As long as HAOS is running, you can run that docker command to get the logs - the difficulty is that if/when homeassistant restarts the docker container exits, so the logs stop until you restart the command. (I am assuming that you are running the HAOS image since you mentioned a proxmox VM).

As long as your ssh session is running from another machine, you'll get to see the logs up to the instant that the HA vm stops responding, since it will be logging to your ssh session in real time.

agittins commented 4 weeks ago

By the way, have you ever installed this integration? https://github.com/kvj/hass_Bluetooth_Proxy

It definitely looks like it might be the root cause of a number of performance issues in Bermuda, as it seems to leave behind 10s of thousands of stale bt advertisement records even after being removed. On some systems it causes Bermuda to lock up the whole machine on start-up, but below a certain limit it would cause slow-downs, or lock-ups at various points.

If so, the quick-fix if so is to delete or rename the file at ./config/.storage/bluetooth.remote_scanners - you have to do it while HA is stopped though, otherwise it will just re-create it when HA exits. That file should only be a few KB in size, if it's a MB or more it's a likely culprit.

talormanda commented 4 weeks ago

By the way, have you ever installed this integration? https://github.com/kvj/hass_Bluetooth_Proxy

It definitely looks like it might be the root cause of a number of performance issues in Bermuda, as it seems to leave behind 10s of thousands of stale bt advertisement records even after being removed. On some systems it causes Bermuda to lock up the whole machine on start-up, but below a certain limit it would cause slow-downs, or lock-ups at various points.

If so, the quick-fix if so is to delete or rename the file at ./config/.storage/bluetooth.remote_scanners - you have to do it while HA is stopped though, otherwise it will just re-create it when HA exits. That file should only be a few KB in size, if it's a MB or more it's a likely culprit.

Nope, I do not have that installed. I just use ESPHome for my proxies. I haven't gotten time to sit down and test all of this yet, but I did not forget. I want to clone my VM so I can really mess around more without having to worry.

agittins commented 4 weeks ago

No worries, all good. Just wanted to raise it just in case.

Maciej-Matuszewski commented 4 weeks ago

I also experienced this issue, after adding new device and trying to rename it whole HA stopped working, after restart everything is back to normal and renaming works again. This issue reppeted for last 4 devices.
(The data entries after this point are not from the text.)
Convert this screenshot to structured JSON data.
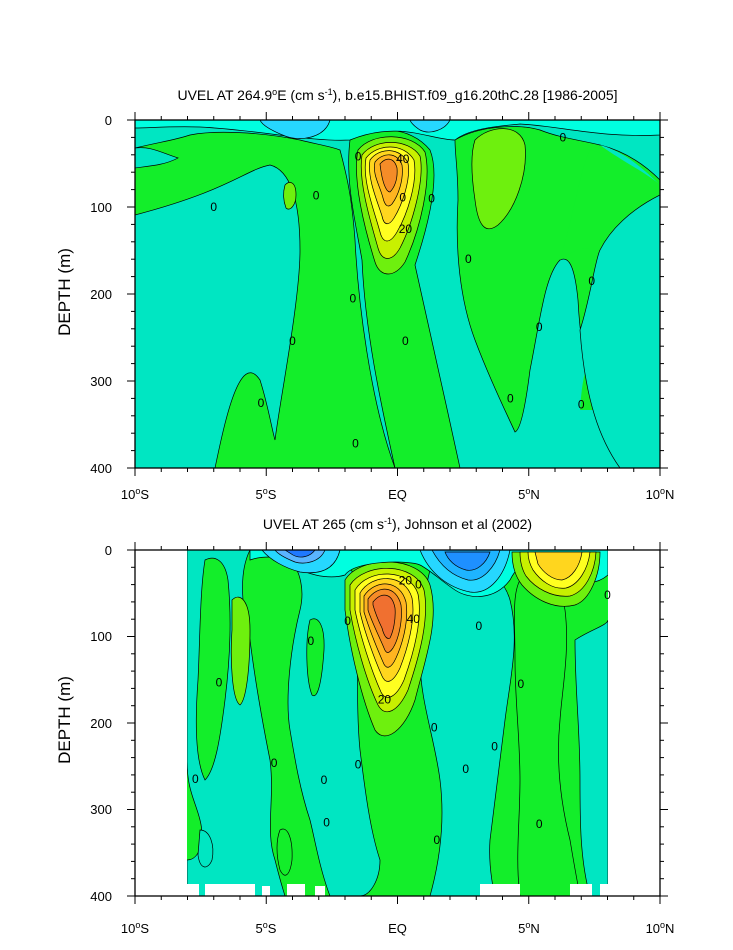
{
  "chart_data": [
    {
      "type": "heatmap",
      "title": "UVEL AT 264.9°E (cm s⁻¹), b.e15.BHIST.f09_g16.20thC.28 [1986-2005]",
      "ylabel": "DEPTH (m)",
      "xlim": [
        -10,
        10
      ],
      "ylim": [
        400,
        0
      ],
      "x_ticks": [
        "10°S",
        "5°S",
        "EQ",
        "5°N",
        "10°N"
      ],
      "y_ticks": [
        "0",
        "100",
        "200",
        "300",
        "400"
      ],
      "contour_labels": [
        {
          "text": "40",
          "x": 0.2,
          "y": 45
        },
        {
          "text": "20",
          "x": 0.3,
          "y": 125
        },
        {
          "text": "0",
          "x": -7.0,
          "y": 100
        },
        {
          "text": "0",
          "x": -1.5,
          "y": 42
        },
        {
          "text": "0",
          "x": -3.1,
          "y": 87
        },
        {
          "text": "0",
          "x": 0.2,
          "y": 89
        },
        {
          "text": "0",
          "x": 1.3,
          "y": 90
        },
        {
          "text": "0",
          "x": 2.7,
          "y": 160
        },
        {
          "text": "0",
          "x": -1.7,
          "y": 205
        },
        {
          "text": "0",
          "x": -4.0,
          "y": 254
        },
        {
          "text": "0",
          "x": 0.3,
          "y": 254
        },
        {
          "text": "0",
          "x": -5.2,
          "y": 325
        },
        {
          "text": "0",
          "x": 4.3,
          "y": 320
        },
        {
          "text": "0",
          "x": 5.4,
          "y": 238
        },
        {
          "text": "0",
          "x": 7.0,
          "y": 327
        },
        {
          "text": "0",
          "x": 6.3,
          "y": 20
        },
        {
          "text": "0",
          "x": 7.4,
          "y": 185
        },
        {
          "text": "0",
          "x": -1.6,
          "y": 372
        }
      ]
    },
    {
      "type": "heatmap",
      "title": "UVEL AT 265 (cm s⁻¹), Johnson et al (2002)",
      "ylabel": "DEPTH (m)",
      "xlim": [
        -10,
        10
      ],
      "ylim": [
        400,
        0
      ],
      "x_ticks": [
        "10°S",
        "5°S",
        "EQ",
        "5°N",
        "10°N"
      ],
      "y_ticks": [
        "0",
        "100",
        "200",
        "300",
        "400"
      ],
      "contour_labels": [
        {
          "text": "20",
          "x": 0.3,
          "y": 35
        },
        {
          "text": "40",
          "x": 0.6,
          "y": 80
        },
        {
          "text": "20",
          "x": -0.5,
          "y": 173
        },
        {
          "text": "0",
          "x": 0.8,
          "y": 40
        },
        {
          "text": "0",
          "x": -1.9,
          "y": 82
        },
        {
          "text": "0",
          "x": -3.3,
          "y": 105
        },
        {
          "text": "0",
          "x": 3.1,
          "y": 88
        },
        {
          "text": "0",
          "x": 8.0,
          "y": 52
        },
        {
          "text": "0",
          "x": -6.8,
          "y": 153
        },
        {
          "text": "0",
          "x": 4.7,
          "y": 155
        },
        {
          "text": "0",
          "x": 1.4,
          "y": 205
        },
        {
          "text": "0",
          "x": 3.7,
          "y": 227
        },
        {
          "text": "0",
          "x": -7.7,
          "y": 265
        },
        {
          "text": "0",
          "x": -4.7,
          "y": 246
        },
        {
          "text": "0",
          "x": -2.8,
          "y": 266
        },
        {
          "text": "0",
          "x": -1.5,
          "y": 248
        },
        {
          "text": "0",
          "x": 2.6,
          "y": 253
        },
        {
          "text": "0",
          "x": -2.7,
          "y": 315
        },
        {
          "text": "0",
          "x": 5.4,
          "y": 317
        },
        {
          "text": "0",
          "x": 1.5,
          "y": 335
        }
      ]
    }
  ]
}
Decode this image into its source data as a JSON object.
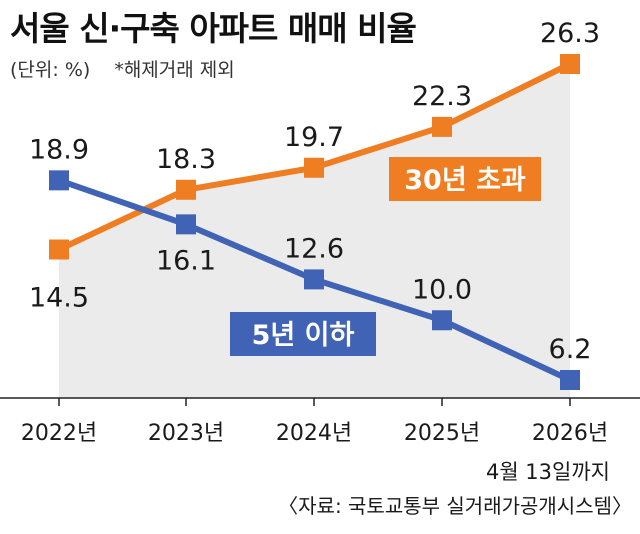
{
  "header": {
    "title": "서울 신·구축 아파트 매매 비율",
    "unit": "(단위: %)",
    "note": "*해제거래 제외"
  },
  "footer": {
    "date_note": "4월 13일까지",
    "source": "〈자료: 국토교통부 실거래가공개시스템〉"
  },
  "chart_data": {
    "type": "line",
    "title": "서울 신·구축 아파트 매매 비율",
    "xlabel": "",
    "ylabel": "%",
    "categories": [
      "2022년",
      "2023년",
      "2024년",
      "2025년",
      "2026년"
    ],
    "ylim": [
      5,
      28
    ],
    "grid": false,
    "series": [
      {
        "name": "30년 초과",
        "color": "#ef7d22",
        "values": [
          14.5,
          18.3,
          19.7,
          22.3,
          26.3
        ],
        "labels": [
          "14.5",
          "18.3",
          "19.7",
          "22.3",
          "26.3"
        ]
      },
      {
        "name": "5년 이하",
        "color": "#4163b5",
        "values": [
          18.9,
          16.1,
          12.6,
          10.0,
          6.2
        ],
        "labels": [
          "18.9",
          "16.1",
          "12.6",
          "10.0",
          "6.2"
        ]
      }
    ]
  },
  "colors": {
    "grey_band": "#ebebeb",
    "axis": "#222222",
    "text": "#1a1a1a"
  }
}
agittins commented 4 weeks ago

Wow, well that sucks! When you rename it, which bit are you renaming? The ones I can think of are:

Renaming the whole "device": image

Renaming an entity (like the distance or area sensor): image image

I'm guessing it's the "device" but wanted to check. There is a messy clump of code around monitoring for changes to the device registry, so it's possible that the rename is somehow triggering a race condition that in some instances can lead to an async-powered infinite loop. I'll focus my testing there for now, but let me know if I'm on the right track with it being a device rename.

talormanda commented 4 weeks ago

Still didn't get to test due to halloween, but I can comment to say I only changed it from here so far.

image

talormanda commented 3 weeks ago

I am attempting to get it to crash now. I find I can log the output to my local machine over ssh using this:

ssh root@192.168.0.7 'tail -f /config/home-assistant.log' | tee local_log_file.log

Will report back when I get somewhere.

agittins commented 3 weeks ago

There were a number of fixes in the now released v0.7.0 that are specifically around the things that Bermuda did when it noticed a device registry change. Hopefully this has resolved the issue you experienced.

I'm going to close this as I suspect the problem is addressed, but please feel free to re-open if you experience it again with the v0.7.0 or later releases. A fresh diagnostics and logs would probably be warranted in that case.

talormanda commented 3 weeks ago

I'll monitor and report back if things change.